Known for its flagship learning management system Canvas, which counts over 30 million active users as customers, Instructure disclosed the incident May 1 on its website. A post from Chief Information Security Officer Steve Proud said staff are working to determine the full scope of the breach and minimize any lingering impact.
According to a May 2 update from Proud, preliminary findings suggested the incident was caused by a “criminal threat actor” and may have involved the exposure of user-identifying information such as names, email addresses, student identification numbers, and user-to-user messages. However, he added that there was no evidence that passwords, dates of birth, government-issued identifiers or financial information were compromised.
“Maintaining your trust is our highest priority, and we are committed to transparency throughout this process,” Proud wrote in the initial post.
Instructure has not publicly identified the criminal threat actor. However, independent security researchers at Cybernews and BleepingComputer both confirmed that the cyber extortion group ShinyHunters claimed credit for the attack by listing Instructure on its data-leak website on May 3.

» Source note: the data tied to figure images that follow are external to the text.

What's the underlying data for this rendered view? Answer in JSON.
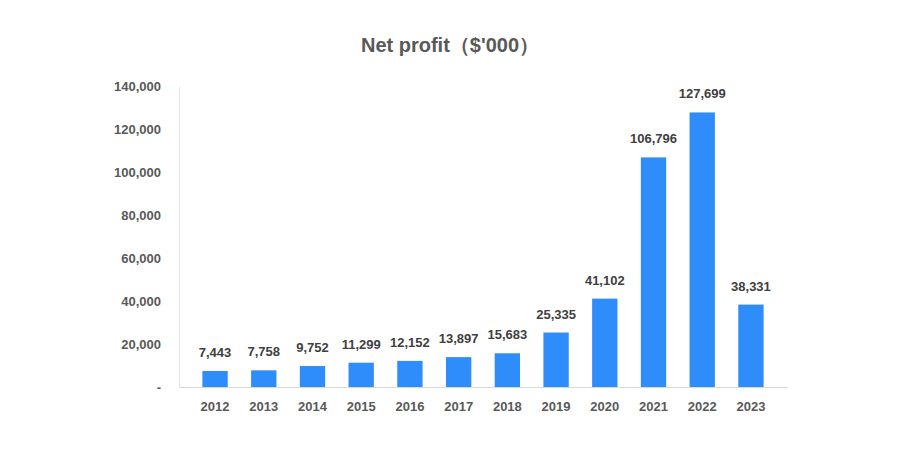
{
  "chart_data": {
    "type": "bar",
    "title": "Net profit（$'000）",
    "categories": [
      "2012",
      "2013",
      "2014",
      "2015",
      "2016",
      "2017",
      "2018",
      "2019",
      "2020",
      "2021",
      "2022",
      "2023"
    ],
    "values": [
      7443,
      7758,
      9752,
      11299,
      12152,
      13897,
      15683,
      25335,
      41102,
      106796,
      127699,
      38331
    ],
    "value_labels": [
      "7,443",
      "7,758",
      "9,752",
      "11,299",
      "12,152",
      "13,897",
      "15,683",
      "25,335",
      "41,102",
      "106,796",
      "127,699",
      "38,331"
    ],
    "color": "#2f8cfb",
    "ylim": [
      0,
      140000
    ],
    "yticks": [
      {
        "value": 0,
        "label": "-"
      },
      {
        "value": 20000,
        "label": "20,000"
      },
      {
        "value": 40000,
        "label": "40,000"
      },
      {
        "value": 60000,
        "label": "60,000"
      },
      {
        "value": 80000,
        "label": "80,000"
      },
      {
        "value": 100000,
        "label": "100,000"
      },
      {
        "value": 120000,
        "label": "120,000"
      },
      {
        "value": 140000,
        "label": "140,000"
      }
    ],
    "grid": false,
    "data_labels": true
  }
}
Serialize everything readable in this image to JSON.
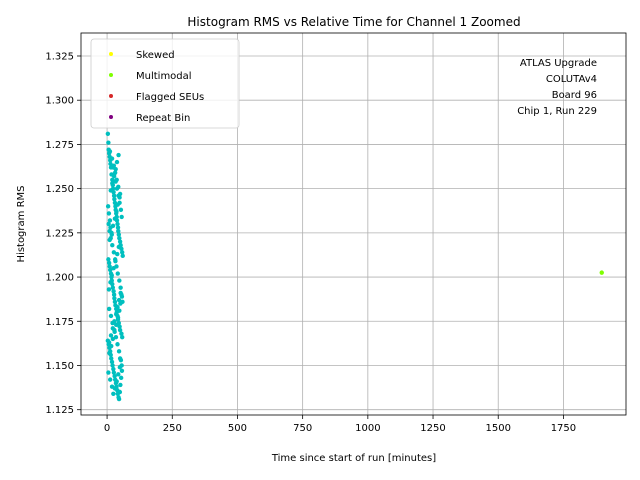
{
  "chart_data": {
    "type": "scatter",
    "title": "Histogram RMS vs Relative Time for Channel 1 Zoomed",
    "xlabel": "Time since start of run [minutes]",
    "ylabel": "Histogram RMS",
    "xlim": [
      -100,
      1990
    ],
    "ylim": [
      1.122,
      1.338
    ],
    "xticks": [
      0,
      250,
      500,
      750,
      1000,
      1250,
      1500,
      1750
    ],
    "yticks": [
      1.125,
      1.15,
      1.175,
      1.2,
      1.225,
      1.25,
      1.275,
      1.3,
      1.325
    ],
    "xtick_labels": [
      "0",
      "250",
      "500",
      "750",
      "1000",
      "1250",
      "1500",
      "1750"
    ],
    "ytick_labels": [
      "1.125",
      "1.150",
      "1.175",
      "1.200",
      "1.225",
      "1.250",
      "1.275",
      "1.300",
      "1.325"
    ],
    "grid": true,
    "legend_position": "top-left",
    "annotation": [
      "ATLAS Upgrade",
      "COLUTAv4",
      "Board 96",
      "Chip 1, Run 229"
    ],
    "colors": {
      "normal": "#00bfbf",
      "Skewed": "#ffff00",
      "Multimodal": "#7fff00",
      "Flagged SEUs": "#d62728",
      "Repeat Bin": "#800080"
    },
    "series": [
      {
        "name": "Skewed",
        "x": [],
        "y": []
      },
      {
        "name": "Multimodal",
        "x": [
          1897
        ],
        "y": [
          1.2025
        ]
      },
      {
        "name": "Flagged SEUs",
        "x": [],
        "y": []
      },
      {
        "name": "Repeat Bin",
        "x": [],
        "y": []
      }
    ],
    "normal_points": {
      "x": [
        3,
        5,
        6,
        8,
        10,
        12,
        13,
        15,
        17,
        20,
        22,
        23,
        25,
        27,
        28,
        30,
        32,
        33,
        35,
        37,
        38,
        40,
        42,
        43,
        45,
        47,
        50,
        52,
        55,
        58,
        60,
        5,
        8,
        10,
        12,
        15,
        17,
        18,
        20,
        22,
        25,
        27,
        28,
        30,
        32,
        35,
        37,
        40,
        42,
        45,
        48,
        50,
        55,
        58,
        3,
        6,
        9,
        12,
        14,
        16,
        19,
        21,
        24,
        26,
        29,
        31,
        34,
        36,
        39,
        41,
        44,
        46,
        49,
        51,
        54,
        57,
        4,
        7,
        11,
        13,
        18,
        23,
        27,
        33,
        38,
        44,
        48,
        53,
        56,
        6,
        10,
        14,
        20,
        26,
        31,
        36,
        41,
        47,
        52,
        55,
        59,
        8,
        15,
        21,
        28,
        34,
        40,
        46,
        50,
        56,
        5,
        12,
        19,
        24,
        30,
        37,
        43,
        49,
        53,
        9,
        16,
        22,
        29,
        35,
        42,
        47,
        51,
        57,
        7,
        13,
        18,
        25,
        32,
        39,
        45,
        10,
        17,
        23,
        30,
        36,
        41,
        48,
        14,
        20,
        27,
        33,
        38,
        44,
        11,
        19,
        26,
        31,
        37,
        43,
        50,
        8,
        15,
        22,
        28,
        35,
        40,
        46,
        52
      ],
      "y": [
        1.281,
        1.276,
        1.272,
        1.27,
        1.268,
        1.266,
        1.264,
        1.262,
        1.258,
        1.255,
        1.252,
        1.25,
        1.248,
        1.246,
        1.244,
        1.242,
        1.24,
        1.238,
        1.236,
        1.234,
        1.232,
        1.23,
        1.228,
        1.226,
        1.224,
        1.222,
        1.22,
        1.218,
        1.216,
        1.214,
        1.212,
        1.21,
        1.208,
        1.206,
        1.204,
        1.202,
        1.2,
        1.198,
        1.196,
        1.194,
        1.192,
        1.19,
        1.188,
        1.186,
        1.184,
        1.182,
        1.18,
        1.178,
        1.176,
        1.174,
        1.172,
        1.17,
        1.168,
        1.166,
        1.164,
        1.162,
        1.16,
        1.158,
        1.156,
        1.154,
        1.152,
        1.15,
        1.148,
        1.146,
        1.144,
        1.142,
        1.14,
        1.138,
        1.136,
        1.134,
        1.132,
        1.131,
        1.135,
        1.139,
        1.143,
        1.147,
        1.24,
        1.236,
        1.232,
        1.228,
        1.224,
        1.262,
        1.258,
        1.254,
        1.25,
        1.246,
        1.242,
        1.238,
        1.234,
        1.23,
        1.226,
        1.222,
        1.218,
        1.214,
        1.21,
        1.206,
        1.202,
        1.198,
        1.194,
        1.19,
        1.186,
        1.182,
        1.178,
        1.174,
        1.17,
        1.166,
        1.162,
        1.158,
        1.154,
        1.15,
        1.146,
        1.142,
        1.138,
        1.134,
        1.137,
        1.141,
        1.145,
        1.149,
        1.153,
        1.157,
        1.161,
        1.165,
        1.169,
        1.173,
        1.177,
        1.181,
        1.185,
        1.189,
        1.193,
        1.197,
        1.201,
        1.205,
        1.209,
        1.213,
        1.217,
        1.221,
        1.225,
        1.229,
        1.233,
        1.237,
        1.241,
        1.245,
        1.249,
        1.253,
        1.257,
        1.261,
        1.265,
        1.269,
        1.271,
        1.267,
        1.263,
        1.259,
        1.255,
        1.251,
        1.247,
        1.163,
        1.167,
        1.171,
        1.175,
        1.179,
        1.183,
        1.187,
        1.191
      ]
    }
  }
}
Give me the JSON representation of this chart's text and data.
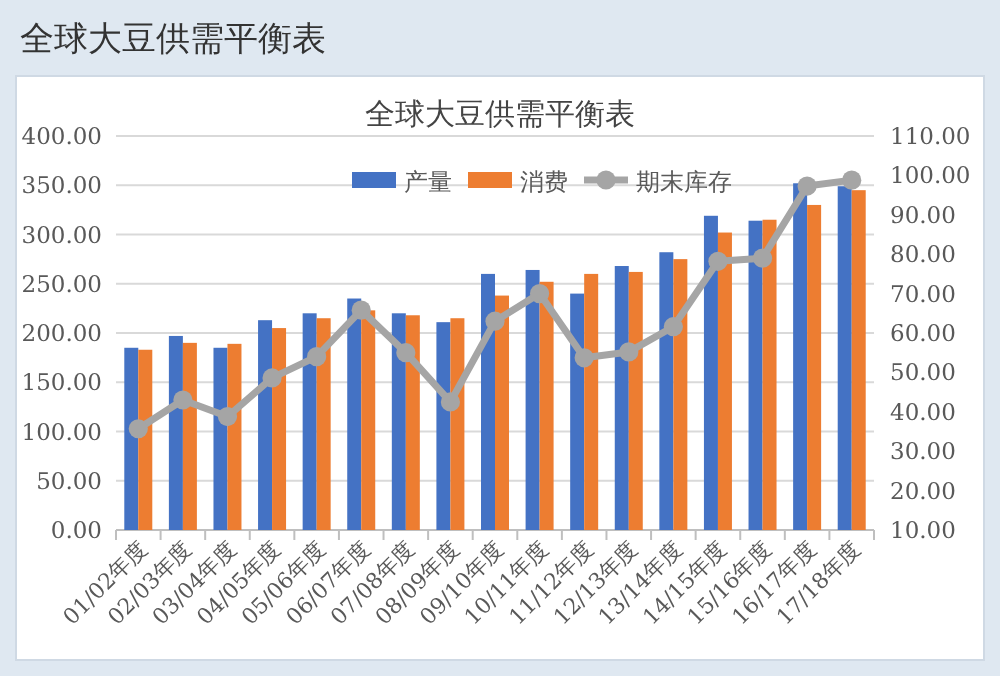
{
  "chart_data": {
    "type": "bar",
    "title": "全球大豆供需平衡表",
    "subtitle": "全球大豆供需平衡表",
    "categories": [
      "01/02年度",
      "02/03年度",
      "03/04年度",
      "04/05年度",
      "05/06年度",
      "06/07年度",
      "07/08年度",
      "08/09年度",
      "09/10年度",
      "10/11年度",
      "11/12年度",
      "12/13年度",
      "13/14年度",
      "14/15年度",
      "15/16年度",
      "16/17年度",
      "17/18年度"
    ],
    "series": [
      {
        "name": "产量",
        "color": "#4472c4",
        "values": [
          185,
          197,
          185,
          213,
          220,
          235,
          220,
          211,
          260,
          264,
          240,
          268,
          282,
          319,
          314,
          352,
          349
        ]
      },
      {
        "name": "消费",
        "color": "#ed7d31",
        "values": [
          183,
          190,
          189,
          205,
          215,
          223,
          218,
          215,
          238,
          252,
          260,
          262,
          275,
          302,
          315,
          330,
          345
        ]
      },
      {
        "name": "期末库存",
        "type": "line",
        "axis": "y2",
        "marker": "circle",
        "color": "#a5a5a5",
        "values": [
          35.7,
          43,
          38.8,
          48.6,
          54,
          65.8,
          55,
          42.5,
          63,
          70,
          53.7,
          55.2,
          61.6,
          78.2,
          79,
          97.3,
          98.8
        ]
      }
    ],
    "ylim": [
      0,
      400
    ],
    "yticks": [
      {
        "value": 0,
        "label": "0.00"
      },
      {
        "value": 50,
        "label": "50.00"
      },
      {
        "value": 100,
        "label": "100.00"
      },
      {
        "value": 150,
        "label": "150.00"
      },
      {
        "value": 200,
        "label": "200.00"
      },
      {
        "value": 250,
        "label": "250.00"
      },
      {
        "value": 300,
        "label": "300.00"
      },
      {
        "value": 350,
        "label": "350.00"
      },
      {
        "value": 400,
        "label": "400.00"
      }
    ],
    "y2lim": [
      10,
      110
    ],
    "y2ticks": [
      {
        "value": 10,
        "label": "10.00"
      },
      {
        "value": 20,
        "label": "20.00"
      },
      {
        "value": 30,
        "label": "30.00"
      },
      {
        "value": 40,
        "label": "40.00"
      },
      {
        "value": 50,
        "label": "50.00"
      },
      {
        "value": 60,
        "label": "60.00"
      },
      {
        "value": 70,
        "label": "70.00"
      },
      {
        "value": 80,
        "label": "80.00"
      },
      {
        "value": 90,
        "label": "90.00"
      },
      {
        "value": 100,
        "label": "100.00"
      },
      {
        "value": 110,
        "label": "110.00"
      }
    ],
    "grid": "y",
    "legend": "top"
  }
}
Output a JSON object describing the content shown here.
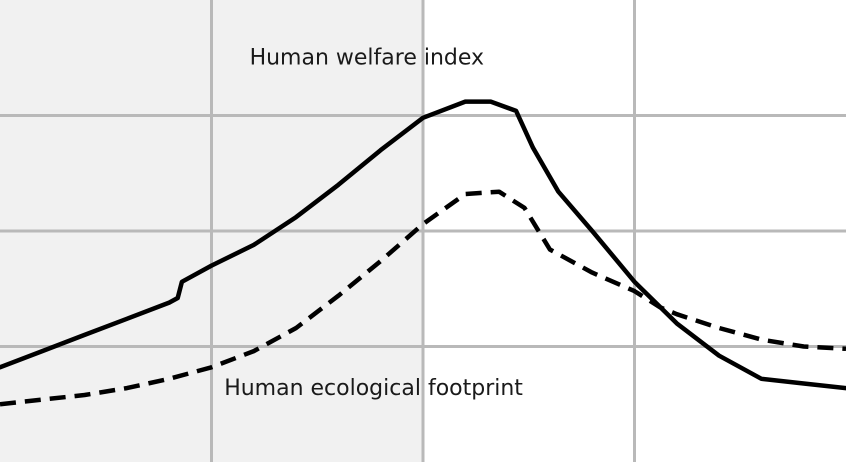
{
  "chart_data": {
    "type": "line",
    "title": "",
    "xlabel": "",
    "ylabel": "",
    "xlim": [
      0,
      100
    ],
    "ylim": [
      0,
      100
    ],
    "grid": true,
    "legend": "none",
    "shaded_region": {
      "x_start": 0,
      "x_end": 50,
      "color": "#f1f1f1"
    },
    "series": [
      {
        "name": "Human welfare index",
        "style": "solid",
        "color": "#000000",
        "points": [
          [
            0,
            20.5
          ],
          [
            5,
            24
          ],
          [
            10,
            27.5
          ],
          [
            15,
            31
          ],
          [
            20,
            34.5
          ],
          [
            21,
            35.5
          ],
          [
            21.5,
            39
          ],
          [
            25,
            42.5
          ],
          [
            30,
            47
          ],
          [
            35,
            53
          ],
          [
            40,
            60
          ],
          [
            45,
            67.5
          ],
          [
            50,
            74.5
          ],
          [
            55,
            78
          ],
          [
            58,
            78
          ],
          [
            61,
            76
          ],
          [
            63,
            68
          ],
          [
            66,
            58.5
          ],
          [
            70,
            50
          ],
          [
            75,
            39
          ],
          [
            80,
            30
          ],
          [
            85,
            23
          ],
          [
            90,
            18
          ],
          [
            95,
            17
          ],
          [
            100,
            16
          ]
        ]
      },
      {
        "name": "Human ecological footprint",
        "style": "dashed",
        "color": "#000000",
        "points": [
          [
            0,
            12.5
          ],
          [
            5,
            13.5
          ],
          [
            10,
            14.5
          ],
          [
            15,
            16
          ],
          [
            20,
            18
          ],
          [
            25,
            20.5
          ],
          [
            30,
            24
          ],
          [
            35,
            29
          ],
          [
            40,
            36
          ],
          [
            45,
            43.5
          ],
          [
            50,
            51.5
          ],
          [
            55,
            58
          ],
          [
            59,
            58.5
          ],
          [
            62,
            55
          ],
          [
            65,
            46
          ],
          [
            70,
            41
          ],
          [
            75,
            37
          ],
          [
            78,
            33.5
          ],
          [
            80,
            32
          ],
          [
            85,
            29
          ],
          [
            90,
            26.5
          ],
          [
            95,
            25
          ],
          [
            100,
            24.5
          ]
        ]
      }
    ],
    "annotations": [
      {
        "text": "Human welfare index",
        "x": 29.5,
        "y": 86
      },
      {
        "text": "Human ecological footprint",
        "x": 26.5,
        "y": 14.5
      }
    ]
  }
}
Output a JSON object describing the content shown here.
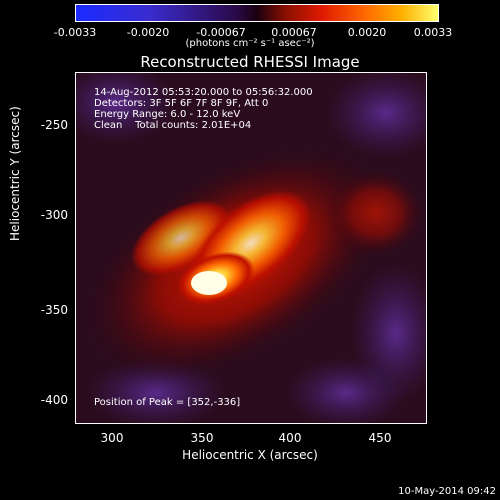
{
  "colorbar": {
    "ticks": [
      "-0.0033",
      "-0.0020",
      "-0.00067",
      "0.00067",
      "0.0020",
      "0.0033"
    ],
    "units_html": "(photons cm⁻² s⁻¹ asec⁻²)"
  },
  "title": "Reconstructed RHESSI Image",
  "info": {
    "line1": "14-Aug-2012 05:53:20.000 to 05:56:32.000",
    "line2": "Detectors: 3F 5F 6F 7F 8F 9F, Att 0",
    "line3": "Energy Range: 6.0 - 12.0 keV",
    "line4": "Clean    Total counts: 2.01E+04",
    "peak": "Position of Peak = [352,-336]"
  },
  "axes": {
    "xlabel": "Heliocentric X (arcsec)",
    "ylabel": "Heliocentric Y (arcsec)",
    "xticks": [
      "300",
      "350",
      "400",
      "450"
    ],
    "yticks": [
      "-250",
      "-300",
      "-350",
      "-400"
    ]
  },
  "timestamp": "10-May-2014 09:42"
}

According to a screenshot of ShinyHunters' post shared by Cybernews, the incident could affect nearly 9,000 schools and 275 million users worldwide, including students, teachers and staff. The extortion group's post said the attack had compromised personally identifying information and billions of private messages written by students and teachers.
ShinyHunters’ post ended with a demand: “FINAL WARNING PAY OR LEAK.”
In response to the incident, Instructure said May 2 that it had taken several immediate steps to secure its platforms and protect user data. These included revoking privileged credentials and access tokens to prevent further unauthorized access, deploying security patches across affected systems, and intensified monitoring across all platforms.
As a precautionary measure, Instructure also said it cancelled and renewed security keys for certain applications, which the company said users may not be able to access without first reauthorizing their credentials.
“Reissued application keys contain a timestamp in the name and will be visible to users during re-authorization. These are valid Instructure created keys and users should continue the authorization process,” Instructure's website says.
Proud said in a May 2 update that he believed the cybersecurity incident to be contained, and that a forensic investigation was still ongoing while systems were being progressively brought back online and restored to full service.
This cyber attack on Instructure follows several national incidents and reports that have put school cybersecurity in the spotlight, including the PowerSchool breach in late 2024 and ShinyHunters' own attack on Harvard University, Princeton University and the University of Pennsylvania in late 2025. While data breaches in general reached an all-time high in 2025, according to the nonprofit Identity Theft Resource Center, the picture for education is more nuanced. A study by the research company Comparitech found that cyber attacks on the education sector specifically had plateaued in 2025, but the number of records exposed by each — because the attacks were often against third parties like Instructure or PowerSchool — was increasing.